Given the above discontents, the UN-mediated COVAX scheme is a welcome development. Adam Kamradt-Scott, an Associate Professor at the University of Sydney, lent a voice in his piece titled, “Why ‘vaccine nationalism’ could doom plan for global access to a COVID-19 vaccine” published in The Conversation of September 7, 2020. In his words, “Certainly, COVAX is a step in the right direction. The initiative effectively creates the world’s largest advance market commitment for vaccines, outstripping any deals countries make independently…Low-income countries that have signed up to the plan will also gain access to safe and affordable vaccines they might otherwise be prevented from accessing for years.”

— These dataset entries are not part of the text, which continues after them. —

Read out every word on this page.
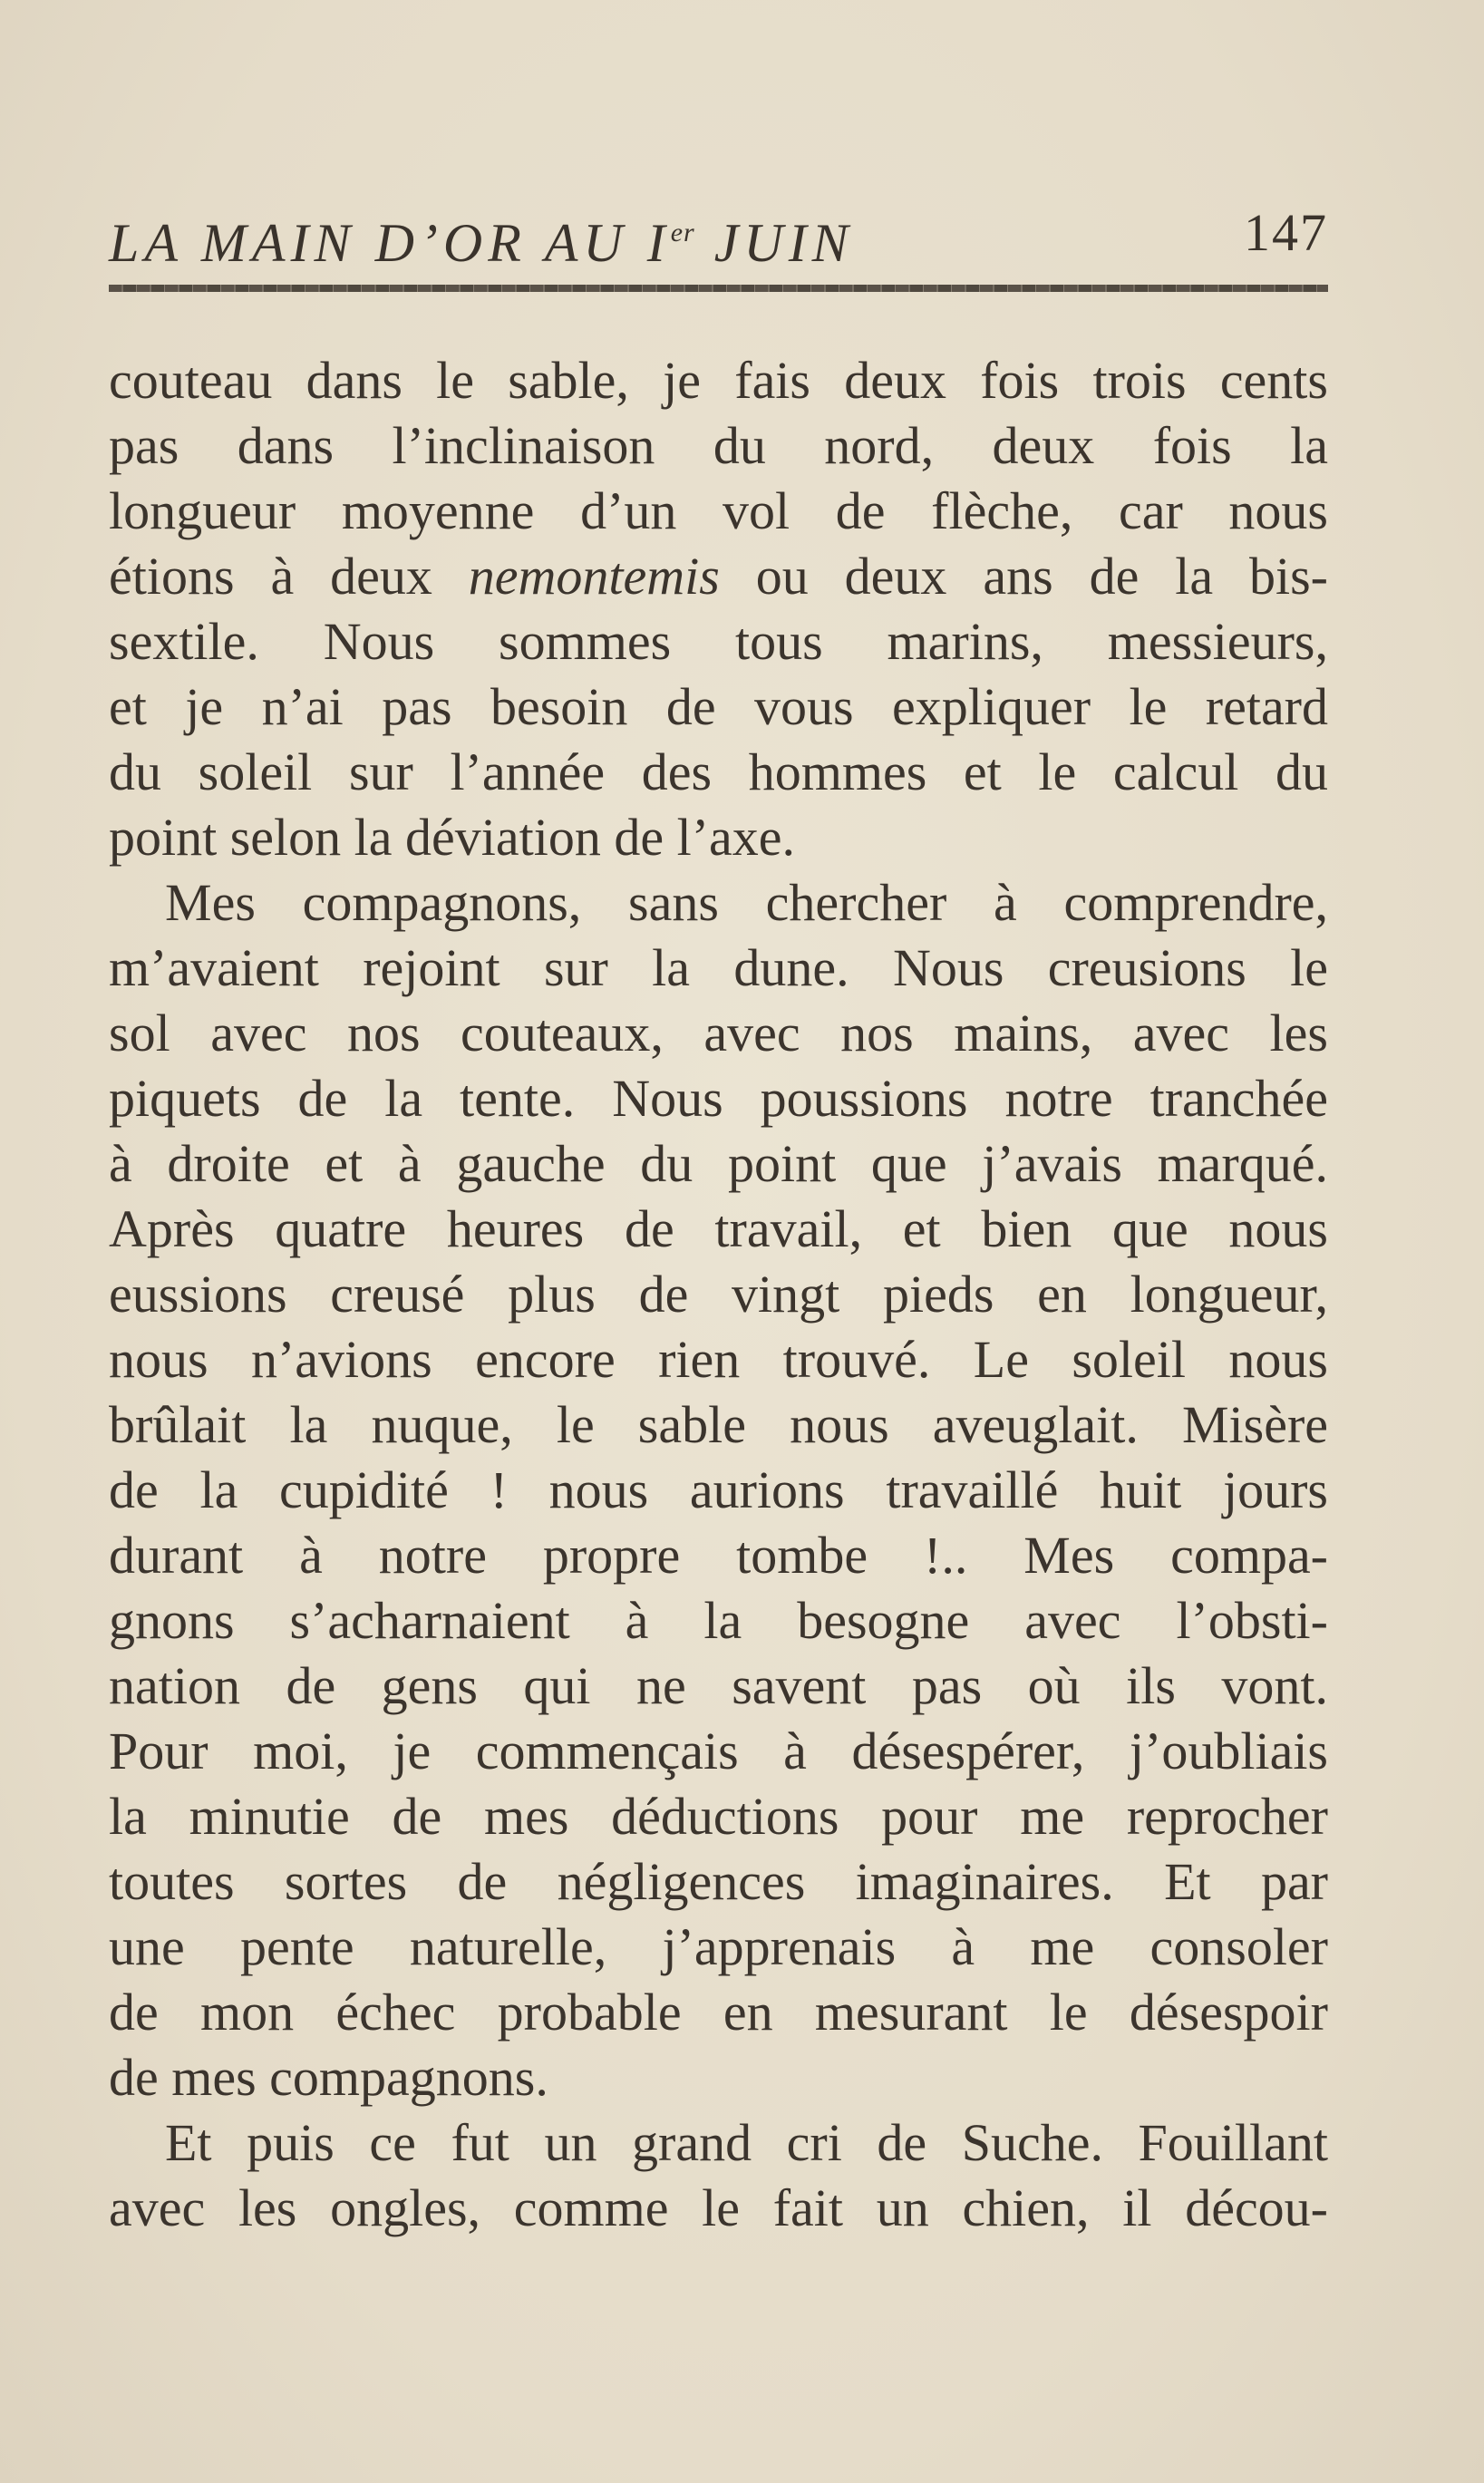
LA MAIN D’OR AU Ier JUIN	147
couteau dans le sable, je fais deux fois trois cents
pas dans l’inclinaison du nord, deux fois la
longueur moyenne d’un vol de flèche, car nous
étions à deux nemontemis ou deux ans de la bis-
sextile. Nous sommes tous marins, messieurs,
et je n’ai pas besoin de vous expliquer le retard
du soleil sur l’année des hommes et le calcul du
point selon la déviation de l’axe.
Mes compagnons, sans chercher à comprendre,
m’avaient rejoint sur la dune. Nous creusions le
sol avec nos couteaux, avec nos mains, avec les
piquets de la tente. Nous poussions notre tranchée
à droite et à gauche du point que j’avais marqué.
Après quatre heures de travail, et bien que nous
eussions creusé plus de vingt pieds en longueur,
nous n’avions encore rien trouvé. Le soleil nous
brûlait la nuque, le sable nous aveuglait. Misère
de la cupidité ! nous aurions travaillé huit jours
durant à notre propre tombe !.. Mes compa-
gnons s’acharnaient à la besogne avec l’obsti-
nation de gens qui ne savent pas où ils vont.
Pour moi, je commençais à désespérer, j’oubliais
la minutie de mes déductions pour me reprocher
toutes sortes de négligences imaginaires. Et par
une pente naturelle, j’apprenais à me consoler
de mon échec probable en mesurant le désespoir
de mes compagnons.
Et puis ce fut un grand cri de Suche. Fouillant
avec les ongles, comme le fait un chien, il décou-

Beyond COVAX, an independent effort is to be welcome. For safety reasons and extant economic sanctions, countries like Cuba and Iran have begun the development of their own vaccines. Cuba alone has four vaccine candidates, namely, Mambisa, Abdala, and Soberana 1 and 2, all named after Cuban patriots. Iran has Coviran, being produced by Barekat, the state-owned Pharmaceutical Company. Nevertheless, there is no substitute for global cooperation and solidarity in the fight against COVID-19.
Akhaine is a Professor of Political Science at the Lagos State University.